APPLICATION OF AUTOMATIC BALANCERS ON A FLEXIBLE-SHAFT ROTOR SYSTEM

To avoid large vibrations, high speed rotating machines have to be balanced precisely. When the imbalance varies with the working conditions, it is desirable to have a balancer that can suppress rotational vibrations automatically. Ball-type automatic balancers can effectively reduce imbalance vibrations of twoand three-dimensional rigid rotors. However, the study of the application of autobalancers to the flexible shaft rotor system is not complete. With the increasing speed of rotating machinery, the flexible deflection of the shaft becomes more and more significant.
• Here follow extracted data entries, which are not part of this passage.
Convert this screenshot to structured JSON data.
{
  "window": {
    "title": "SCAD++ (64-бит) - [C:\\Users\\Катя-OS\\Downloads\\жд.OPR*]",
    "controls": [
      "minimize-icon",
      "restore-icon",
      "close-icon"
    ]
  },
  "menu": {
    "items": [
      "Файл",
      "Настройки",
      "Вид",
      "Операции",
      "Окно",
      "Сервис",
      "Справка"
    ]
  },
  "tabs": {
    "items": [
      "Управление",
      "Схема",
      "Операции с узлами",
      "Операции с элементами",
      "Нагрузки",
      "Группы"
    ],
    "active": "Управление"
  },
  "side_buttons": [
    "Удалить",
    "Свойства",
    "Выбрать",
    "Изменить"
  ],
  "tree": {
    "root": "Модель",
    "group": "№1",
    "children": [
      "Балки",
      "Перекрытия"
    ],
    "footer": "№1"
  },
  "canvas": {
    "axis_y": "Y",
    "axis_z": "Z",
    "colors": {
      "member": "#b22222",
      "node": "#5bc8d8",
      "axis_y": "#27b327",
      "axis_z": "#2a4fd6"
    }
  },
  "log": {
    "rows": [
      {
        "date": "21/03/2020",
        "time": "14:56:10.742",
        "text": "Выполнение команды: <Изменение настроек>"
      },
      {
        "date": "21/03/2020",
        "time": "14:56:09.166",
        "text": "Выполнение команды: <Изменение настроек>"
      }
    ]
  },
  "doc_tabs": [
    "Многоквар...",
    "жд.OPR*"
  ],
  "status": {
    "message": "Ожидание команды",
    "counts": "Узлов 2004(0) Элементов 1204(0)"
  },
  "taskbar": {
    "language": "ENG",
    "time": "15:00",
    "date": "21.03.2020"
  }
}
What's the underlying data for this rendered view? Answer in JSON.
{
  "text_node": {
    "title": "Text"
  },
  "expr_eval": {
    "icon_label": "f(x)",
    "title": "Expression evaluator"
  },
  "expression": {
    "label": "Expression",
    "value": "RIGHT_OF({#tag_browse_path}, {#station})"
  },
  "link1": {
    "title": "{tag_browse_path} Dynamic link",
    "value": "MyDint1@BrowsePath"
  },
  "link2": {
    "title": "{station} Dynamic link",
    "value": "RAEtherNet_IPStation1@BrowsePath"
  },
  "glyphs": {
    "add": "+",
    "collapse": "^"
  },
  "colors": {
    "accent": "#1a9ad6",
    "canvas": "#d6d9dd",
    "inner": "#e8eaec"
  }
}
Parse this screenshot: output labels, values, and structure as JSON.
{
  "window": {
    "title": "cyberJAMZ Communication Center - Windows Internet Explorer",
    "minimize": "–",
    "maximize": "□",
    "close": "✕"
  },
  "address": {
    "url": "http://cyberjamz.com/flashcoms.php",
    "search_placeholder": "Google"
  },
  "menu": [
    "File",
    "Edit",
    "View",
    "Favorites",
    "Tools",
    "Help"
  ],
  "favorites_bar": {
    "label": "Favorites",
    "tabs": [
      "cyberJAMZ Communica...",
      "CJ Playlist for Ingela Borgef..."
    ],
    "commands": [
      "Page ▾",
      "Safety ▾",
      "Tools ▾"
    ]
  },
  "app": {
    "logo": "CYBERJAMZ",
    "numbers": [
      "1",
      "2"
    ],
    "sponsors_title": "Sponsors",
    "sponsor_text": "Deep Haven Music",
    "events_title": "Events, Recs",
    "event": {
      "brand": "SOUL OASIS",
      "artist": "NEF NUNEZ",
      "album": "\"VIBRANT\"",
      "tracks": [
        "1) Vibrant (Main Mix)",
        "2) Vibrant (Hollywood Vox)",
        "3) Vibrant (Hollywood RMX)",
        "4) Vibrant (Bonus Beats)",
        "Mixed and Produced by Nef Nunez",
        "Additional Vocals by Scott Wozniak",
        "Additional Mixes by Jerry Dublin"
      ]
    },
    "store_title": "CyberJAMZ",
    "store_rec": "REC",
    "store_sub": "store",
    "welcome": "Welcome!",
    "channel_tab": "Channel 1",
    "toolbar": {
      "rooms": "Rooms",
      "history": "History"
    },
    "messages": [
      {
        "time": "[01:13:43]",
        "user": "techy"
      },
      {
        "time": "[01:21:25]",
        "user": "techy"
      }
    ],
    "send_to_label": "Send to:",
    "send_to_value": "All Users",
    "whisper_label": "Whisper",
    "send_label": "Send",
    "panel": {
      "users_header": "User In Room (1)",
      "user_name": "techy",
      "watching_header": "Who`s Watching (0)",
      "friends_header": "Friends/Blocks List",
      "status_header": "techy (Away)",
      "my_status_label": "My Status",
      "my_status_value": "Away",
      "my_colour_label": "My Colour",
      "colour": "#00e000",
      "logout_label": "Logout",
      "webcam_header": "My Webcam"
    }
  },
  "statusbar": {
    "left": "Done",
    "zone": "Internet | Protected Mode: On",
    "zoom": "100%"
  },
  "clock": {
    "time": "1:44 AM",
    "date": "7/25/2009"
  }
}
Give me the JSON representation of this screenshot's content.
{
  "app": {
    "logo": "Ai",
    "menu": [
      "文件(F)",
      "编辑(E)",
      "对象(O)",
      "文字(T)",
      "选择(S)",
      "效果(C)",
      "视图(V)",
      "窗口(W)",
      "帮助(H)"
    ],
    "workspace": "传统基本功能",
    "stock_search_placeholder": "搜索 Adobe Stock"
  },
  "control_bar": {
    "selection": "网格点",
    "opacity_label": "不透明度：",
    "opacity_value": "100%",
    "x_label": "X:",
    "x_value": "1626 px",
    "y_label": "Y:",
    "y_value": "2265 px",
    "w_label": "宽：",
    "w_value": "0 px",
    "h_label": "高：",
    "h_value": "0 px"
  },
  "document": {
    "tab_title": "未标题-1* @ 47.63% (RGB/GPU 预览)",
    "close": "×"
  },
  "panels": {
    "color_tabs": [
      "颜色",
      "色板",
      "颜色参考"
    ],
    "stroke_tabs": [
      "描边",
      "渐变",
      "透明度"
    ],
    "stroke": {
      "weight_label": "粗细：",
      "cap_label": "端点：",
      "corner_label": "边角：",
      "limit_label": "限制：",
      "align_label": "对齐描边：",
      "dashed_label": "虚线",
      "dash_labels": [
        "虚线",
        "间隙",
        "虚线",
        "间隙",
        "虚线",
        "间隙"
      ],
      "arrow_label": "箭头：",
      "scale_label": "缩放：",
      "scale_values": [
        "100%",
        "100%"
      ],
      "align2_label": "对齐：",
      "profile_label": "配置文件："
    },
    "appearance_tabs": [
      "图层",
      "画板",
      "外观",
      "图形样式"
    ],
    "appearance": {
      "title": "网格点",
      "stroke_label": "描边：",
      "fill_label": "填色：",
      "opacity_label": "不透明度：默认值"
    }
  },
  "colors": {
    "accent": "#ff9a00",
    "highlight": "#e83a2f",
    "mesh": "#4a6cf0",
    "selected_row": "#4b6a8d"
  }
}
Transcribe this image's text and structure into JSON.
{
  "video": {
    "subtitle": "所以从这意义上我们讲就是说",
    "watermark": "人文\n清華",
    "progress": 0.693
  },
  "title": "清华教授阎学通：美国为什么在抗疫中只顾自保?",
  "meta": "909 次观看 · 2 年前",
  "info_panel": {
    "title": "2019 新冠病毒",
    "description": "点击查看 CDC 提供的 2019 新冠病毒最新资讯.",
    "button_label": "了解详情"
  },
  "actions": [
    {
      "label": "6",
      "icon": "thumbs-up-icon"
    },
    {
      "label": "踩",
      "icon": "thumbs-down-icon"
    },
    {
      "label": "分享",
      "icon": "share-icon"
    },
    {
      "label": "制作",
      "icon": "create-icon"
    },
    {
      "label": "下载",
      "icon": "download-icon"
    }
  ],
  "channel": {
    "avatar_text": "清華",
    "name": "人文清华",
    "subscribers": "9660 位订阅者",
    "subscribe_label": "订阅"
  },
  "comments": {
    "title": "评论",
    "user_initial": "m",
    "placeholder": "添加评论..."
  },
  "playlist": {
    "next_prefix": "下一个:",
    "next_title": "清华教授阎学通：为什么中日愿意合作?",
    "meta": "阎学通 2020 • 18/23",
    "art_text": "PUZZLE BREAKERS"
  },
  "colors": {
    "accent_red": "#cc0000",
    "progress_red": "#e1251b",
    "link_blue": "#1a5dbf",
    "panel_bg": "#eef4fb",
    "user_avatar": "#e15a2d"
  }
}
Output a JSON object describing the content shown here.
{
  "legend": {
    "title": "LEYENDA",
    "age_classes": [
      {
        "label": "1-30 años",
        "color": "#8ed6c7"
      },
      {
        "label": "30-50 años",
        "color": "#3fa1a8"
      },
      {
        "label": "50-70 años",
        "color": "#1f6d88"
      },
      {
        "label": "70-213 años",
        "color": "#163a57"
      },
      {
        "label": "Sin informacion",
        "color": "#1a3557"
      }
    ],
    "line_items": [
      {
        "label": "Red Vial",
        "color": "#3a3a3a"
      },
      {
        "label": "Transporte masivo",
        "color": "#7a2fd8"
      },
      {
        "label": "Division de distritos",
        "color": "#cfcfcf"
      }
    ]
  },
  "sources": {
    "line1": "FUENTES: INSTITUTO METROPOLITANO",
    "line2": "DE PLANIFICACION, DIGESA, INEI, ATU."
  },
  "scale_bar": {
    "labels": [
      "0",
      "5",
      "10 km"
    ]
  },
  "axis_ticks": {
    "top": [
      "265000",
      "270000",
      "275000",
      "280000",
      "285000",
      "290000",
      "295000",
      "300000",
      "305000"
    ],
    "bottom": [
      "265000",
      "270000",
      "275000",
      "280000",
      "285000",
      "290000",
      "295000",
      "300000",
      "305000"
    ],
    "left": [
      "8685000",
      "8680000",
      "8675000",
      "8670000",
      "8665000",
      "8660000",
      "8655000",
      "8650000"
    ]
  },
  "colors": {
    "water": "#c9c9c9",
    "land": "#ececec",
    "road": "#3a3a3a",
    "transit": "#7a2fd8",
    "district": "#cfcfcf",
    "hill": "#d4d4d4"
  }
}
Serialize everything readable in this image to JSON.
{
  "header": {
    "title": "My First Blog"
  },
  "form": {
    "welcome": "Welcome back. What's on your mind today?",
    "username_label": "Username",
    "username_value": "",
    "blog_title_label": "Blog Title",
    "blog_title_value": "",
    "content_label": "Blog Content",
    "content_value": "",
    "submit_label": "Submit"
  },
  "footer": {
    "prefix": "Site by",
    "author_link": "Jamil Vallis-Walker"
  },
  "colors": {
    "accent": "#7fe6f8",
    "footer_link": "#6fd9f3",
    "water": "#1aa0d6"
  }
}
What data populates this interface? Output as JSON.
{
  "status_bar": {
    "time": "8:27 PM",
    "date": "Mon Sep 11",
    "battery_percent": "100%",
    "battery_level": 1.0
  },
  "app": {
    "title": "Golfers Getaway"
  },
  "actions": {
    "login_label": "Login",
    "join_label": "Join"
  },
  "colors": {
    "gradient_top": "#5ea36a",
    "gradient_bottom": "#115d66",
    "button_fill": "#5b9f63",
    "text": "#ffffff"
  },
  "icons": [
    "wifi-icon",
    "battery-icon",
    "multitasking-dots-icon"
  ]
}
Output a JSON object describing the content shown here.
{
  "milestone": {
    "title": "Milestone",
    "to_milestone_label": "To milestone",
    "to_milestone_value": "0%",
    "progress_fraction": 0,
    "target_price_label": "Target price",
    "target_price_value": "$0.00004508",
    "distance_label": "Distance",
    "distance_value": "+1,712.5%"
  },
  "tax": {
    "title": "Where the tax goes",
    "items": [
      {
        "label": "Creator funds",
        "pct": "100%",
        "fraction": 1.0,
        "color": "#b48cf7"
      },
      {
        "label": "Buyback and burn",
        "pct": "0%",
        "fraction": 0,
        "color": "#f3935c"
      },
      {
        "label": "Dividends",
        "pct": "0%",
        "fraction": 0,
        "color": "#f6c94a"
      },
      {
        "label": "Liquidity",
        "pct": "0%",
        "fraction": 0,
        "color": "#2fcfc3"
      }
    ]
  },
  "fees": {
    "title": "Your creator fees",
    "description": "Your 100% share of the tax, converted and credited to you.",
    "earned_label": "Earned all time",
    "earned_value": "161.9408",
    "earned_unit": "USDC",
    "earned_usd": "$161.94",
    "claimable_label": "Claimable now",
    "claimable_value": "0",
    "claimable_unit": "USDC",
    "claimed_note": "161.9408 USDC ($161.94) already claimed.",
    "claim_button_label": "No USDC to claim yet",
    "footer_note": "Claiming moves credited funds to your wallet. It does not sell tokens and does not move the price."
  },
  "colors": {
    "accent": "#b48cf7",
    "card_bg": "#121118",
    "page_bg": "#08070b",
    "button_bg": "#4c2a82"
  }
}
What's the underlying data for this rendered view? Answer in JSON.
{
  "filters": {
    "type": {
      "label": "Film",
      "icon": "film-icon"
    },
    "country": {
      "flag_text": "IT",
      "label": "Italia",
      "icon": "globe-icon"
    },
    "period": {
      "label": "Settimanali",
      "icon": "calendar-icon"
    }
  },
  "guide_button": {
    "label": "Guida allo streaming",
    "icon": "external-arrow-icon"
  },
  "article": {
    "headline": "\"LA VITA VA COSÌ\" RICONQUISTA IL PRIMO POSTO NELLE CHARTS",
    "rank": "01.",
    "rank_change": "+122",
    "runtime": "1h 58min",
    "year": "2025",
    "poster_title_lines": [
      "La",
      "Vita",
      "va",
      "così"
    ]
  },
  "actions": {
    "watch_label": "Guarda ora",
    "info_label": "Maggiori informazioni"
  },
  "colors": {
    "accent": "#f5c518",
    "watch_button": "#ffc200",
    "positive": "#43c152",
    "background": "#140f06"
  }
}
Consequently, it is essential to conduct a comprehensive investigation on the effectiveness and restriction of applying auto-balancers to the flexible shaft rotor system. This paper carries out a dynamical analysis of the auto-balancer-flexible shaft rotor system. We study the dynamical behavior of the system under different kinds of imbalance. For the convenience of modeling arbitrary imbalance, we first construct a finite element model of the rotor and then employ Lagrange’s equations to derive the governing equations. A rotating coordinate system is used as the reference frame so that the governing equations are autonomous. In this case, the equilibrium solutions can be analyzed conveniently. The effects of important parameters on the steady state behavior of the system are investigated.